Caminhámos sobre terra, pedra, asfalto. Passámos por casas, vinhas, pinheiro-manso, zimbro, limonete, erva-dos-rapazinhos, alfazema, brincos de princesa, solano azul e outras plantas que crescem nas bermas ou até onde a vista alcança. Detivemo-nos para inspirar tudo isso e para apanhar amoras.
Não contávamos que o caminho estivesse tão mal sinalizado. O negócio do cobre levou alguém a subtrair placas. Perdidas uma vez, deparámo-nos com o cemitério de Santa Cruz do Douro, onde Eça está sepultado. Perdidas outra vez, conhecemos o gosto de alheias tangerinas e pêras-rocha.
Na quinta de Tormes, na Fundação Eça de Queirós, não cheirava a "louro frango assado no espeto", como comeu Jacinto, mas começava a última visita guiada da manhã. Ainda vimos a mesa alta onde escrevia de pé, o armário que usava para arquivar descrições, muitos dos livros trazidos de Paris. E ainda conhecemos a herdeira do escritor, Maria da Graça, sentada onde ele se recostava.
Se quiser ir, imprima o percurso que está na página da fundação. Ou peça ajuda à Associação de Desenvolvimento Regional Os Caminhos de Jacinto, que está de malas aviadas para a Estação de Aregos/Tormes.
Sai o rebanho
O dia começa com a saída do rebanho na aldeia da Aveloso, que parece perdida na serra de Montemuro. As portas dos estábulos vão sendo abertas e por elas vão saindo cabras e ovelhas, cabritos e cordeiros. A tarefa é rotativa.

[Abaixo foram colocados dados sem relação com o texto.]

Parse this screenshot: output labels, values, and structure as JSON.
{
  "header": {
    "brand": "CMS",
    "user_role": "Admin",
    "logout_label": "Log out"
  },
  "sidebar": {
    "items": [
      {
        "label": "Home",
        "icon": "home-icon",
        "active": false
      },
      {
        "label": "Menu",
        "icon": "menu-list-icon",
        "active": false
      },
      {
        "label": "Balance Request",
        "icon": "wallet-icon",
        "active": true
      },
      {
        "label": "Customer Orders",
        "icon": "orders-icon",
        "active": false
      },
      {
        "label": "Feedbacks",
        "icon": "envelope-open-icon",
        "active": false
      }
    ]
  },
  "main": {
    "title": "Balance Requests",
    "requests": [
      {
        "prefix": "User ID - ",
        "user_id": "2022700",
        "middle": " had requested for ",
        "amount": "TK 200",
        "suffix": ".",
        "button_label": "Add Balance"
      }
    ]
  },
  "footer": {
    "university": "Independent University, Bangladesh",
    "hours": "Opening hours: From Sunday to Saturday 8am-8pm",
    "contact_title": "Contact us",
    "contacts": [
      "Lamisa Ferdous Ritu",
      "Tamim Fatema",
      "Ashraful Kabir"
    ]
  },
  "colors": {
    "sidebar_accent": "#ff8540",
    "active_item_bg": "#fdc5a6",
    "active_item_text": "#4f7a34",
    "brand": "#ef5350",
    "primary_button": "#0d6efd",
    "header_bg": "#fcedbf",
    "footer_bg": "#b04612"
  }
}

Naquele dia, uma pastora acompanhava o gado serra acima.
É uma aldeia típica feita de construções de pedra e as suas ruas pejadas de bosta de bovinos e caprinos. "Ainda não está muito alterada", diz Ângelo Montenegro, do Turismo Rural do Douro, uma rede informal de algumas casas de turismo rural e alguns restaurantes de Cinfães, Baião e Marco de Canaveses, que deu origem a uma série de programas extra para ocupar quem está de visita. "Com esta actividade, conseguimos de certa maneira parar as alterações, dar um ânimo aos habitantes".
O plano é seguir o trajecto definido pelos animais, parar com eles e ficar a apreciá-los, admirar a serra, fazer um piquenique. Seguimo-los só um bocado. Foge-nos o tempo. Queremos desbravar a serra - que tem monumentos megalíticos, caminhos romanos, minas do volfrâmio - e acabamos por fazer um piquenique numa aldeia desabitada - Levadas, já em Castro Daire.
O rol de actividades inclui várias caminhadas. E não podíamos deixar de fazer pelo menos uma suave pelo vale do rio Bestança. "É um dos rios menos poluídos da Europa", explicou Ângelo. Não sai de Cinfães. Nasce no concelho e some-se nele, ao misturar-se com o Douro. Ele gosta "de mostrar o silêncio e o verde à volta". Percebemo-lo quando terminamos o dia cansadas, mas felizes.
Onde comer
Restaurante O Alpendre
Rua da Quintela, Baião
Tel.: 255 551 207
Cozinha tradicional. Entre as suas especialidades, os incontornáveis anho assado posta de vitela arouquesa.
Restaurante Primavera
Rua Abel Ribeiro 8 , Baião
Tel.: 255 542 895
Cozinha tradicional com um menu no qual se destacam, além do anho assado com arroz de forno, o cabrito à serra do Marão e o bacalhau azeitado com batata a murro.
Restaurante O Meu Gatinho
Rua Capitão Salgueiro Maia, Cinfães
Tel.: 255 563 930
Cozinha tradicional a atirar para o gourmet, aposta nos pratos de bacalhau e de carne arouquesa.
A Fugas esteve alojada a convite das Casas de Pousadouro
A propriedade é composta por Casa da Rocha (T2), Casa das Ruínas (T1+1), Casa do Piloto (T3), Casa Amarela (T3). No exterior, os hóspedes podem usufruir de jardim, piscina, desportos aquáticos. Na casa há também sugestões de programas que pode fazer na região.